Years ago, I sat in a room waiting to be interviewed for a psychology program.
On paper, I was the least qualified in the room.
Everyone else had tons of work experience, was older, had high GPAs, was well dressed, and the epitome of a young professional.
A week later, I got a call: I’d been accepted…
I had two 30-minute interviews that could determine the course of my professional career—no pressure.
My palms wouldn’t stop sweating (great for first impressions).
Interview #1: We talked about politics and martial arts for the first 25 minutes.
Interview #2: Same deal—we talked about random stuff for the first 25 minutes, followed by a quick, “So why do you want to be in our program?” like it was a throw-away question.
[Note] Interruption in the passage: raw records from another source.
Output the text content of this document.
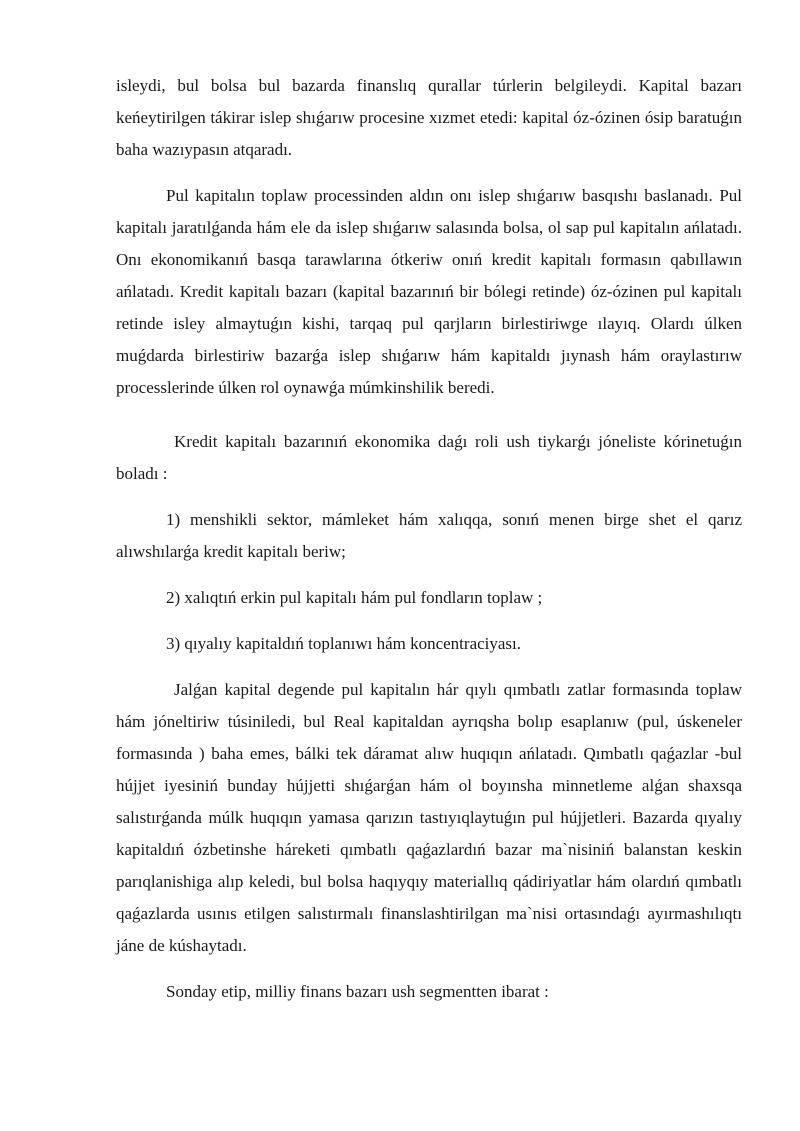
isleydi, bul bolsa bul bazarda finanslıq qurallar túrlerin belgileydi. Kapital bazarı keńeytirilgen tákirar islep shıǵarıw procesine xızmet etedi: kapital óz-ózinen ósip baratuǵın baha wazıypasın atqaradı.

Pul kapitalın toplaw processinden aldın onı islep shıǵarıw basqıshı baslanadı. Pul kapitalı jaratılǵanda hám ele da islep shıǵarıw salasında bolsa, ol sap pul kapitalın ańlatadı. Onı ekonomikanıń basqa tarawlarına ótkeriw onıń kredit kapitalı formasın qabıllawın ańlatadı. Kredit kapitalı bazarı (kapital bazarınıń bir bólegi retinde) óz-ózinen pul kapitalı retinde isley almaytuǵın kishi, tarqaq pul qarjların birlestiriwge ılayıq. Olardı úlken muǵdarda birlestiriw bazarǵa islep shıǵarıw hám kapitaldı jıynash hám oraylastırıw processlerinde úlken rol oynawǵa múmkinshilik beredi.

Kredit kapitalı bazarınıń ekonomika daǵı roli ush tiykarǵı jóneliste kórinetuǵın boladı :

1) menshikli sektor, mámleket hám xalıqqa, sonıń menen birge shet el qarız alıwshılarǵa kredit kapitalı beriw;

2) xalıqtıń erkin pul kapitalı hám pul fondların toplaw ;

3) qıyalıy kapitaldıń toplanıwı hám koncentraciyası.

Jalǵan kapital degende pul kapitalın hár qıylı qımbatlı zatlar formasında toplaw hám jóneltiriw túsiniledi, bul Real kapitaldan ayrıqsha bolıp esaplanıw (pul, úskeneler formasında ) baha emes, bálki tek dáramat alıw huqıqın ańlatadı. Qımbatlı qaǵazlar -bul hújjet iyesiniń bunday hújjetti shıǵarǵan hám ol boyınsha minnetleme alǵan shaxsqa salıstırǵanda múlk huqıqın yamasa qarızın tastıyıqlaytuǵın pul hújjetleri. Bazarda qıyalıy kapitaldıń ózbetinshe háreketi qımbatlı qaǵazlardıń bazar ma`nisiniń balanstan keskin parıqlanishiga alıp keledi, bul bolsa haqıyqıy materiallıq qádiriyatlar hám olardıń qımbatlı qaǵazlarda usınıs etilgen salıstırmalı finanslashtirilgan ma`nisi ortasındaǵı ayırmashılıqtı jáne de kúshaytadı.

Sonday etip, milliy finans bazarı ush segmentten ibarat :
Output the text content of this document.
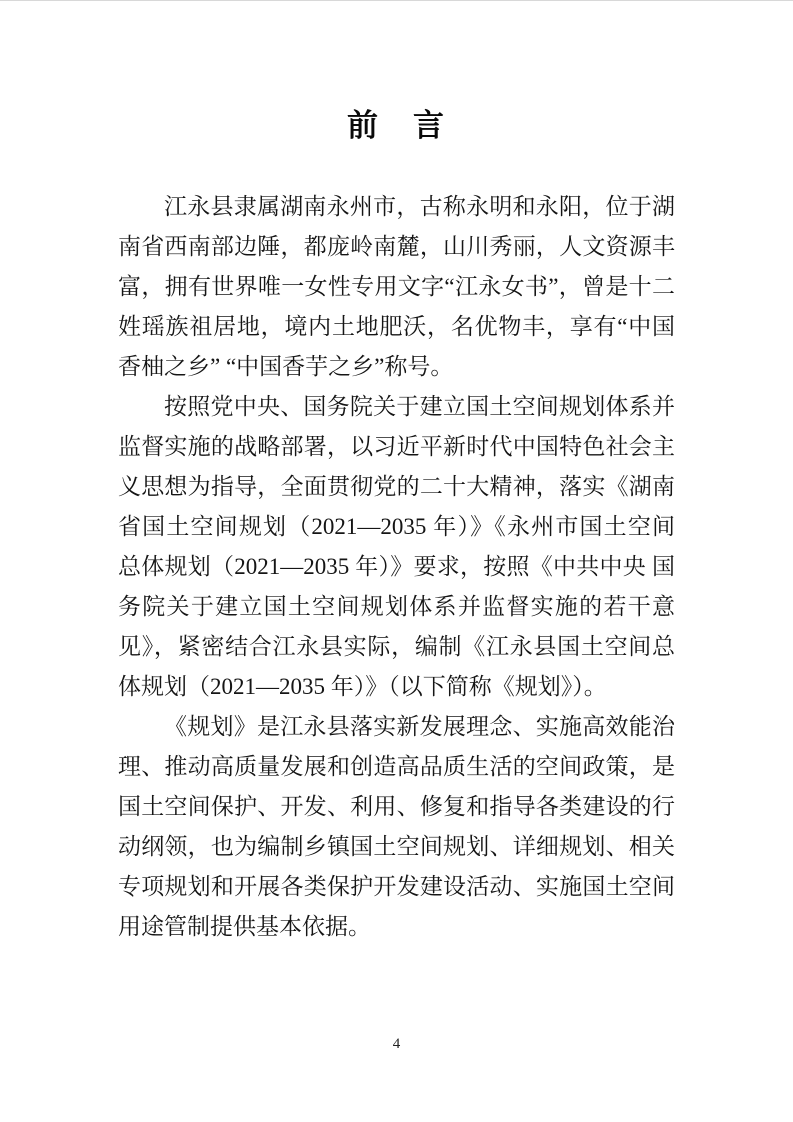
前　言

江永县隶属湖南永州市，古称永明和永阳，位于湖南省西南部边陲，都庞岭南麓，山川秀丽，人文资源丰富，拥有世界唯一女性专用文字“江永女书”，曾是十二姓瑶族祖居地，境内土地肥沃，名优物丰，享有“中国香柚之乡” “中国香芋之乡”称号。

按照党中央、国务院关于建立国土空间规划体系并监督实施的战略部署，以习近平新时代中国特色社会主义思想为指导，全面贯彻党的二十大精神，落实《湖南省国土空间规划（2021—2035 年）》《永州市国土空间总体规划（2021—2035 年）》要求，按照《中共中央 国务院关于建立国土空间规划体系并监督实施的若干意见》，紧密结合江永县实际，编制《江永县国土空间总体规划（2021—2035 年）》（以下简称《规划》）。

《规划》是江永县落实新发展理念、实施高效能治理、推动高质量发展和创造高品质生活的空间政策，是国土空间保护、开发、利用、修复和指导各类建设的行动纲领，也为编制乡镇国土空间规划、详细规划、相关专项规划和开展各类保护开发建设活动、实施国土空间用途管制提供基本依据。

4
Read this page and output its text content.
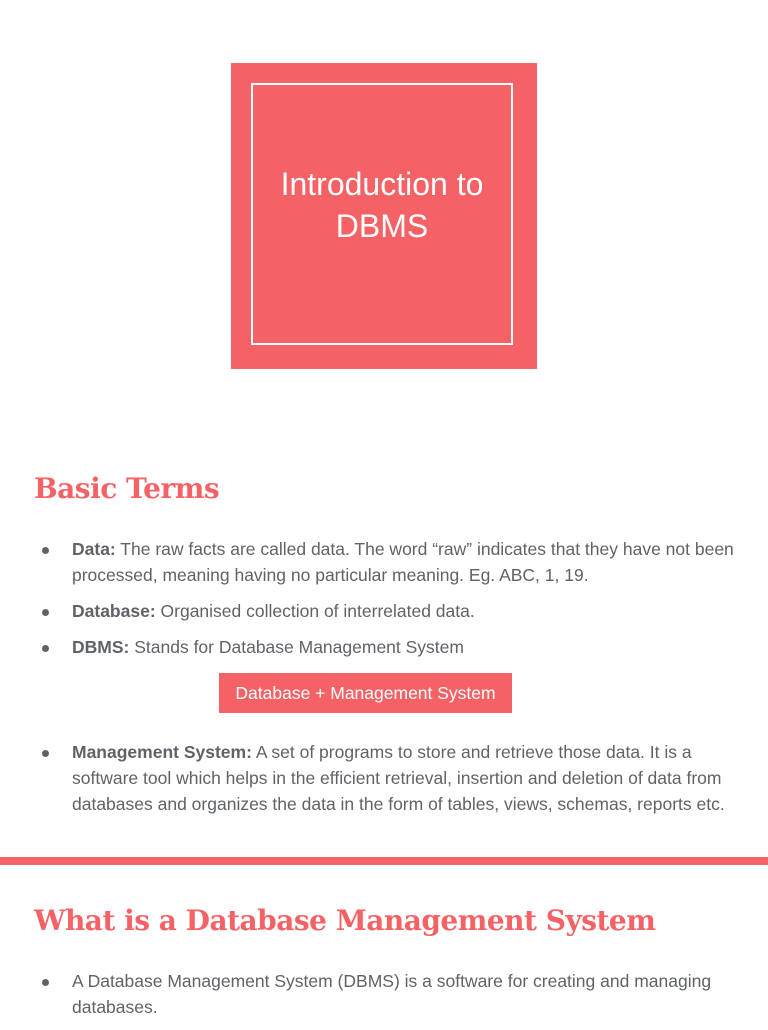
Introduction to
DBMS
Basic Terms
Data: The raw facts are called data. The word “raw” indicates that they have not been processed, meaning having no particular meaning. Eg. ABC, 1, 19.
Database: Organised collection of interrelated data.
DBMS: Stands for Database Management System
Database + Management System
Management System: A set of programs to store and retrieve those data. It is a software tool which helps in the efficient retrieval, insertion and deletion of data from databases and organizes the data in the form of tables, views, schemas, reports etc.
What is a Database Management System
A Database Management System (DBMS) is a software for creating and managing databases.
“They clearly don’t want me. They don’t even care about why I want to do this.” I told myself.
No way I was getting in.
A few days later I got the acceptance call.
There were a limited number of spots, so that meant I’d beaten out most of the better-qualified applicants.
“Really? That’s awesome! But how?” I asked the psychologist who’d called to tell me the good news.
“We knew everyone in the room was smart enough to do the job. We wanted to know who could hold a conversation. If you can’t talk to people and put them at ease, you’re not cut out for this kind of work.”
They wanted to gauge my ability to just hang out with people and make casual conversation?
Turns out, being able to build a relationship with people is important.
Since then, I’ve never forgotten that lesson:
If you have to choose between being the smartest in the room and the one people want to talk to—choose the second option.
High EQ beats high IQ, especially if high IQ comes at the cost of low EQ.
I’ve known people who are way more educated than me, who are in MENSA (certified geniuses or something), and who have never made less than an A+ all through school.
But they’re terrible company.
Be the person people want to hang out with. It’ll get you further.